Although Oakley was established in the late 1860s, families generally left during the winter months so that their children could attend school. It was not until 1877 that plans were made to build a school – a one-room building on land belonging to Warren “Tuck” Frazier. The first trustees were Elijah Hortin and Joseph Phillips. 

The location was a compromise to placate the inhabitants of New Field (who thought the school should be near them), and those of Oakley proper, who wanted it in the town. Of course, it pleased neither. George Johnson related that when the schoolhouse was being plastered with mud, his father (Alfred Johnson) and Dan Hopkins got in an argument. It was settled when Johnson picked up a bucket of mud and threw it all over Hopkins.

The building was heated by a small stove, and each student was required to bring logs for the winter. There about twenty pupils, that first winter, of whom Albert White, aged 16, was the oldest. Students came from as far away as Rockport and Wanship to attend. 

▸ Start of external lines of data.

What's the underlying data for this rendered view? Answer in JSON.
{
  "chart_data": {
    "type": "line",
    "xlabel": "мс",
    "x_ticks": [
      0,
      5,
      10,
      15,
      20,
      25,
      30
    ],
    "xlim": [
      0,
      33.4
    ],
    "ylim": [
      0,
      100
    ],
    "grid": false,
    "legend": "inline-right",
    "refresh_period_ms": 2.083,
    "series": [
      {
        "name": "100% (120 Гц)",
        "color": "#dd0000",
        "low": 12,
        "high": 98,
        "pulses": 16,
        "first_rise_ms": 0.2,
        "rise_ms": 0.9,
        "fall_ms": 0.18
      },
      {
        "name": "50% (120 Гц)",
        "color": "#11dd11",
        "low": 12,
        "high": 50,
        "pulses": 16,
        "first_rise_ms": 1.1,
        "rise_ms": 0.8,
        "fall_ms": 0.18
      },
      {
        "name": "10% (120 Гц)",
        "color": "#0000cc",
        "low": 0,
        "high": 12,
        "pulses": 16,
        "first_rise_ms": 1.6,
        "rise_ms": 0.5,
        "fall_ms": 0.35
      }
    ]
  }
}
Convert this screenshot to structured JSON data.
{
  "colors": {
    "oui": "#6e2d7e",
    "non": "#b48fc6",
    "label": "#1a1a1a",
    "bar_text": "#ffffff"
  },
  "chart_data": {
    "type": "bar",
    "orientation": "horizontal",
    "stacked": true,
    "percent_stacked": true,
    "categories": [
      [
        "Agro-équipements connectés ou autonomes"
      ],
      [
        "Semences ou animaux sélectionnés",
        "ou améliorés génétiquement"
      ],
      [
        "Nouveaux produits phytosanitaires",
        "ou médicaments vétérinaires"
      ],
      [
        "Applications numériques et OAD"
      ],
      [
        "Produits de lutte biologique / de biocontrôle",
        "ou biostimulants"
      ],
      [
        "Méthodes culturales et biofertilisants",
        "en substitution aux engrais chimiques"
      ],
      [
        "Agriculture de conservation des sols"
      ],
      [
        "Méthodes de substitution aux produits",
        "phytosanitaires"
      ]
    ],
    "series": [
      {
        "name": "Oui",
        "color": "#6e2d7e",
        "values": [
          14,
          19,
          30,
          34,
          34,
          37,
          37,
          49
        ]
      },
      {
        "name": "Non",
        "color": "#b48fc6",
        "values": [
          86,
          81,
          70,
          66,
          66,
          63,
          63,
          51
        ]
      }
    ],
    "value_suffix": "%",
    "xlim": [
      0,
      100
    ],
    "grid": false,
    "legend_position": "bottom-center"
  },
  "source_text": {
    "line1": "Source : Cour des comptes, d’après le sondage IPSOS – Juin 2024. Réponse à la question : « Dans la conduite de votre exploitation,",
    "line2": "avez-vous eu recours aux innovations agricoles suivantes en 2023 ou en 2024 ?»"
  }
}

The teachers boarded with the families of their students, a week at a time, to help pay for schooling. The first teacher was Thomas D. Moore. Other teachers included Mary Shippen, Vesta Bridges and Martha Hoyt. Not all the teachers were popular, though. Edna Vernon Judd recalled a John Cleary, who had a hook on one arm. Thinking that she had caused a disturbance in class, he struck her across the elbow, almost breaking her arm. Unfortunately for Mr Cleary, Edna’s father, James Vernon, was a school trustee and took the teacher to task.

This first school burned down in 1884. In 1885 W.H. Stevens built a dance hall, which he leased or sold to the school district, and for almost twenty years school was held there.  The two classes were separated by a curtain, paid for by the Lincoln Society. It was heated by a pot-bellied stove. Every week or so, the pipe would blow off, granting the students a vacation until one of the three trustees could fix it. 

Oakley Pond with the dance hall (school) on the left and the chapel on the right

In 1898 Albert D. Richards and Leonard Frazier Sr bought six new desks for the school at a cost of $3.90 each, and Albert Richards made erasers for the blackboard out of blocks of wood with sheepskin tacked on.  

The school moved to Oakley chapel in 1903, and in 1904 a new school building opened. 85,000 bricks, fired by Nathan Snapp, were used to build it. 

From the Coalville Times, 1904
The new brick school

It served until the Valley schools were consolidated in 1939. Oakley Town bought the old school house and grounds, which were demolished to make way for a town park – the first official rodeo grounds. 

Sometime before 1890 the school district bought a bell, which rang promptly at 8:30am from each building that housed the school. Upon discontinuation of the school district, the bell was given to the Daughters of the Pioneers and later presented to May Sorenson. It now hangs in Oakley Town Hall belfry.